The Rika is a very muddy stone, and it's natural for the mud to appear dark as the stone is used to sharpen. However, the Rika's mud is a very good thing. It breaks down as it's used, causing the stone to start as a fast 3K and to finish like a fine 3K. So, even though swarfy mud is unsightly, you don't want to rinse it off too quickly; but rather to replenish the moisture from time to time by sprinkling it with fresh water.

When I sharpen with muddy stones, I pull the first burr; flip it; rinse the stone and swarfy mud; and use the clean stone to chase and refine the burr. It adds a little extra time to the process, but getting rid of some of the swarf makes the stone less likely to scratch the knife.

"Loading up" is actually a term of art in sharpening. It means the stone's "pores" are filled with swarf which can't be dislodged.
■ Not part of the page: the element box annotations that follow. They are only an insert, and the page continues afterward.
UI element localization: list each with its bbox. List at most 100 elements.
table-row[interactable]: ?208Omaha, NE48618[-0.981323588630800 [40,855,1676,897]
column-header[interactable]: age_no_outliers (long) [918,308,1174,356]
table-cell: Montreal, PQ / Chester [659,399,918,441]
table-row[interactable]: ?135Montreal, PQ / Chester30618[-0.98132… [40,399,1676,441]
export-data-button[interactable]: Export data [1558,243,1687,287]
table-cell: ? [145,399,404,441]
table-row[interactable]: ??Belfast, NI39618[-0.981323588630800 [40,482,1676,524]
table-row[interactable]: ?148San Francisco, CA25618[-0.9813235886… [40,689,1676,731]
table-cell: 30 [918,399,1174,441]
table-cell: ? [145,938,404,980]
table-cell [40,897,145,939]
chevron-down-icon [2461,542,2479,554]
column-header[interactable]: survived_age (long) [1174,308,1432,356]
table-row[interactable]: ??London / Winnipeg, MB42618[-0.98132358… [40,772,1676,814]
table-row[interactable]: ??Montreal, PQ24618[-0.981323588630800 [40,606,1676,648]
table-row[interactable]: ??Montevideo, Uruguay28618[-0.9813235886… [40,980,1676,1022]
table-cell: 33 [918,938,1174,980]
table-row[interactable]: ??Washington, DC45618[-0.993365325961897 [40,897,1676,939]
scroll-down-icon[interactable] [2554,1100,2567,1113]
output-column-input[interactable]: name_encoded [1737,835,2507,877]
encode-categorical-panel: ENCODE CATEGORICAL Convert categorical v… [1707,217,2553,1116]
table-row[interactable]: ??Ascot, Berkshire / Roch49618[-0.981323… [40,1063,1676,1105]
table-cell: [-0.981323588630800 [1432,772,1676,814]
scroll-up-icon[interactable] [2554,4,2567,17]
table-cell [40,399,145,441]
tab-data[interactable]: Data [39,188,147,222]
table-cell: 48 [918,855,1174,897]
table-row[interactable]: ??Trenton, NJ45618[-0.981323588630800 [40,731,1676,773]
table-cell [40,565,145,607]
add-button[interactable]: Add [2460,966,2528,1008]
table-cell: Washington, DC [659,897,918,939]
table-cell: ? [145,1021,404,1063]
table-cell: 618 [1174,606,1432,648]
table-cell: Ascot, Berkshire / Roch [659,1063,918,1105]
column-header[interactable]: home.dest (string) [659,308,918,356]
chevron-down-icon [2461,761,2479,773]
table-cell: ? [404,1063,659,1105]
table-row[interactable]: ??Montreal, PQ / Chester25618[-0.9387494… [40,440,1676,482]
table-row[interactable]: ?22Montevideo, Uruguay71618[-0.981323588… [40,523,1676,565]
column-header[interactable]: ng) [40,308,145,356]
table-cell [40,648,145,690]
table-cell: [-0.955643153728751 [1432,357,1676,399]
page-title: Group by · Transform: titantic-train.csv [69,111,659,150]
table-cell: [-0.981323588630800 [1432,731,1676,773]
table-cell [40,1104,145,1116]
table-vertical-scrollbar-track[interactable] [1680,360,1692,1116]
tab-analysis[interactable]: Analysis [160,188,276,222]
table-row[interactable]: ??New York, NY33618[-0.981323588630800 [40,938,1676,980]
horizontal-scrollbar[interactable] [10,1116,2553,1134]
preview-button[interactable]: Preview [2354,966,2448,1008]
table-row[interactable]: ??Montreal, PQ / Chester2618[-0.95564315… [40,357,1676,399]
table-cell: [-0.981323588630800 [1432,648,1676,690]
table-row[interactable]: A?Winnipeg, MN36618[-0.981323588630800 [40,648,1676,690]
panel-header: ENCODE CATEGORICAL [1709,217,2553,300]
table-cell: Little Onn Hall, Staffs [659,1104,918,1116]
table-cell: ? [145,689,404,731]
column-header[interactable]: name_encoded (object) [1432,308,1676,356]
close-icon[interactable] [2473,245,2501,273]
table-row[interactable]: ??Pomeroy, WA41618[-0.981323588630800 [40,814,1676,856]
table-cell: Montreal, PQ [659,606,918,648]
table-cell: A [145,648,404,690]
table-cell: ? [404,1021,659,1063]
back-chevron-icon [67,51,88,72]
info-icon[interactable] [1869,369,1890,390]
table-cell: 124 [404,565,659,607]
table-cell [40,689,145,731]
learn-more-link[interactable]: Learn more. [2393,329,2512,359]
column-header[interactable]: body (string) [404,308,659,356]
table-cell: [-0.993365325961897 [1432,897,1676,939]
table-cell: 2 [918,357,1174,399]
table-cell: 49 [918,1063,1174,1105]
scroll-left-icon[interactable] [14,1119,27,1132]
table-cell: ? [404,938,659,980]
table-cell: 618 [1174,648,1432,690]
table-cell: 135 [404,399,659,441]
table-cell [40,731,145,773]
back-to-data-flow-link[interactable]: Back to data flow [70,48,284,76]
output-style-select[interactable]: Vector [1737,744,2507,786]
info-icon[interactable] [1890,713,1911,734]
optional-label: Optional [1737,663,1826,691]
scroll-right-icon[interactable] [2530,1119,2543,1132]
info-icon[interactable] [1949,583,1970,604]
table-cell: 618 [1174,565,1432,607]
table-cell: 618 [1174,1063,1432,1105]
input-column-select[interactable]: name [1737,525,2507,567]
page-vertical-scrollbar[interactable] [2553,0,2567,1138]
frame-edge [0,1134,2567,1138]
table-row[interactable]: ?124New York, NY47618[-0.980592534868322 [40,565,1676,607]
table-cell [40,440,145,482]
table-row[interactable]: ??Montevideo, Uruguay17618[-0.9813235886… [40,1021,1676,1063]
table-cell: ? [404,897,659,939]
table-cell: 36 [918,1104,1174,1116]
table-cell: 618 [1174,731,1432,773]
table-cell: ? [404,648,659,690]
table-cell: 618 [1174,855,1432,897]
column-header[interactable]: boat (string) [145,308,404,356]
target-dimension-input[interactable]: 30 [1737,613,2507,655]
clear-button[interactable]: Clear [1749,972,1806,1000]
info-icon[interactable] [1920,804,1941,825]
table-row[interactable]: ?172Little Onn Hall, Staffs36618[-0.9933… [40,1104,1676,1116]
In practice, it's not easy to load up a synthetic water stone.

BDL


----------



## knifesavers (Oct 5, 2011)

Did you soak the stone enough?

I have seen similar on splash and go stones like the Shapton glass stone where the stone gets black and the water stays fairly clean. "Muddy stones the water is clean and the first stroke or 3 the stone gets black then the water fills with particles and turns to "mud".

Suehiro has many different stones an I have a  Suehiro 1K/3K combo that, as BDL described, makes a swamp of mud. On the other had I recently got a Suehiro Cerax 8K and it is supposed to act like a splash and go if short soaked and muddy if long soaked.

I have only done a short soak and it does behave and feel a lot like the Shapton glass stones and does as you describe.

Jim


----------



## harlock0083 (Feb 11, 2013)

I think the problem is soaking (or lack of soaking). I'll retry the suehiro with 15min soaking and raising mud before using it.


----------



## chrisbelgium (Oct 2, 2010)

EmeraldCity said:


> In all reality I would probably like to keep it below a hundred a stone.


Maybe also take a look here; http://stores.ebay.com/BluewayJapan...=20320405&_sid=84335187&_trksid=p4634.c0.m322

A King combo 1000/6000 is 43,99$ + shipping

A Rika 5000 is 49,99 + shipping

Economic shipping is 20$!


----------